The distance was established by the word of God himself, most clearly in the Law of Moses given at Sinai. God had commanded the Israelites to consecrate themselves and to gather around the sacred mountain to hear the words of God Almighty (Ex 19). However, God also commanded that a barrier, an obstacle, a fence, a boundary line be clearly marked around the sacred mountain, and the dreadful command was spread through the assembly: “Whoever touches the mountain must surely be put to death” (Ex 19:12). The lesson was clear right from the start: you are not welcome to come freely into my presence whenever you wish.
This distance between God and people was codified and established for generations when God gave Moses the regulations for worship. These included the Tabernacle, the place where God’s holy Ark of the Covenant would be placed. The Tabernacle was a visual reminder of the separation between God and his sinful people. The system of curtains and courtyards served to keep people out.
So also was the arrangement of the “Most Holy Place,” separated from the “Holy Place.” For God commanded concerning the “Most Holy Place” that only the High Priest (Aaron or one of his descendants) was permitted to enter, and that only once per year, with blood as an atonement for sin. Even Aaron was restricted from free access. “The Lord said to Moses: ‘Tell your brother Aaron not to come whenever he chooses into the Most Holy Place behind the curtain in front of the atonement cover on the ark, or else he will die, because I appear in the cloud over the atonement cover’” (Lev 16:2).
What was the reason for this distance? Simply put, the issue was sin. Right from the beginning of the history of humanity as a sinful race, God set up this barrier. After Adam and Eve were evicted from the Garden, God set up warrior angels with a flaming sword flashing back and forth to guard the entrance to the Tree of Life (Gen 3:24). The message of all of this is clear: God is holy and can in no way have fellowship with our wretched sinful race unless the sin is atoned for, effectively covered in some way.

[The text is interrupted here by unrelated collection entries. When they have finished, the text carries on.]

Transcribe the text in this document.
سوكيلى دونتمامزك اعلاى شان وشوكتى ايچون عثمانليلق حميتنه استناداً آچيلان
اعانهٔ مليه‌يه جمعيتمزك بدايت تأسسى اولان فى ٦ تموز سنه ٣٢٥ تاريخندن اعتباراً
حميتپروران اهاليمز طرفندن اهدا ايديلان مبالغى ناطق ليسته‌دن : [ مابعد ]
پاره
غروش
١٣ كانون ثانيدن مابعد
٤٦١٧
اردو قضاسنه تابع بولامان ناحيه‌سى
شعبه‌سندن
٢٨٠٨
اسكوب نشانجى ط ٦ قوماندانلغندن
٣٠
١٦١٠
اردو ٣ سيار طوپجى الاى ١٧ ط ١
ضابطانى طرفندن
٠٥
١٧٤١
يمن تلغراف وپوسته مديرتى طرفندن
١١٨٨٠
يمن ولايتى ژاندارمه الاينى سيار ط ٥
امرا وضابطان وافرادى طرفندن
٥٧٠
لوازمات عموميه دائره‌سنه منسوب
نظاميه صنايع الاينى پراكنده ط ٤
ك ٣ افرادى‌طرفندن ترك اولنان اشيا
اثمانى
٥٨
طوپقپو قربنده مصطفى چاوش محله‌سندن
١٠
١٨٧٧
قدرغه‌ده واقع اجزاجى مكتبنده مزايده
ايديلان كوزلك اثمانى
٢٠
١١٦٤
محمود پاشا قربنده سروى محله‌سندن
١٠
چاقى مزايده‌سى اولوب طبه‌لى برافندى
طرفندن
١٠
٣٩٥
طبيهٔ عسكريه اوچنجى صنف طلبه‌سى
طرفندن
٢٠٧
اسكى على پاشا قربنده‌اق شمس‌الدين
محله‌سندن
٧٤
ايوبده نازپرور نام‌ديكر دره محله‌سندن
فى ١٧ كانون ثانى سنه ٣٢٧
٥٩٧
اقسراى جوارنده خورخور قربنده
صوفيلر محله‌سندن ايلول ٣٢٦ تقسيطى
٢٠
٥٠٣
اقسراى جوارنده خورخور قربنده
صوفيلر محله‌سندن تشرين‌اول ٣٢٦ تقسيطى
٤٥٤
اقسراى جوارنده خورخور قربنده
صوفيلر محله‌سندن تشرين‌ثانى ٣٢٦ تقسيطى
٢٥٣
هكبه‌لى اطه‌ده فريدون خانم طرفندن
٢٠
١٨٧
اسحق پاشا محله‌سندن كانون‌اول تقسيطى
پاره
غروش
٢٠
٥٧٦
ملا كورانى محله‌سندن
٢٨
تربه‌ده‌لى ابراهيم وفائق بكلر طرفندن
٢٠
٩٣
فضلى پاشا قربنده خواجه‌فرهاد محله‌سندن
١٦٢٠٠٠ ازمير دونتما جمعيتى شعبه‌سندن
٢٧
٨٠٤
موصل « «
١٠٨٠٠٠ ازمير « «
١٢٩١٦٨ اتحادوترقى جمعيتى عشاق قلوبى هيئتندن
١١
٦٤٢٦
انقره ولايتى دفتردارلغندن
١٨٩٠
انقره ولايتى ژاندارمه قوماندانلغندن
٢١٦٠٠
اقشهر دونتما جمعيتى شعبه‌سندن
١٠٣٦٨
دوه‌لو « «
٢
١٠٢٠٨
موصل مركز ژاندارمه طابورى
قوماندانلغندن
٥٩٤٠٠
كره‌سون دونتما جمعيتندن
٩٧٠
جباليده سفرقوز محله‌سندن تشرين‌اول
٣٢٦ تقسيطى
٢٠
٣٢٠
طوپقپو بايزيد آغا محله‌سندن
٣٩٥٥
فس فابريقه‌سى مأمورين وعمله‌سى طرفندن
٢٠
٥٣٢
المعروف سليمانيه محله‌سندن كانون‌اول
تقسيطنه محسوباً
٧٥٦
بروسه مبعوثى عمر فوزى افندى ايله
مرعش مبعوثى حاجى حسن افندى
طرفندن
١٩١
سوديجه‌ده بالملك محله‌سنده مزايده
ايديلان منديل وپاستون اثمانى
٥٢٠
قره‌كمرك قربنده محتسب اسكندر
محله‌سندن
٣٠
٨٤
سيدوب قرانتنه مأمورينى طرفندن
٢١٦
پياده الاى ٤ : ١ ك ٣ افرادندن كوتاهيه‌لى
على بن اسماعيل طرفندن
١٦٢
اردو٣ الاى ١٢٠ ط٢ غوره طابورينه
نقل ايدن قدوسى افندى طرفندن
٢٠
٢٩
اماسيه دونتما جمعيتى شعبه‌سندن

That Aaron was symbolically allowed into the Most Holy Place at all, carrying the blood of an atoning sacrifice, was cause for great hope. This picture was fulfilled when Christ offered himself once for all to God in the true heavenly temple, and opened for us an eternal passageway into the very presence of God by his body and his blood (Heb 10:19–22).
And, with the New Covenant comes a command from God: “Let us draw near to God”! The incredible bliss and joy of this achievement was set up nobly by the restrictions of the Old Covenant. Without the fifteen centuries of restrictions our sin so richly earned, we would not have a proper sense of eternal gratitude for the achievement of Christ in opening up a way of access into the very presence of God. Nor would we rightly value to terrifying holiness of our Creator-King, nor would we rightly hate and detest forever the sin which separated us from him. The restrictions were prophetic blessings. Their fulfillment in the blood of our Savior, Jesus Christ, was a far greater blessing.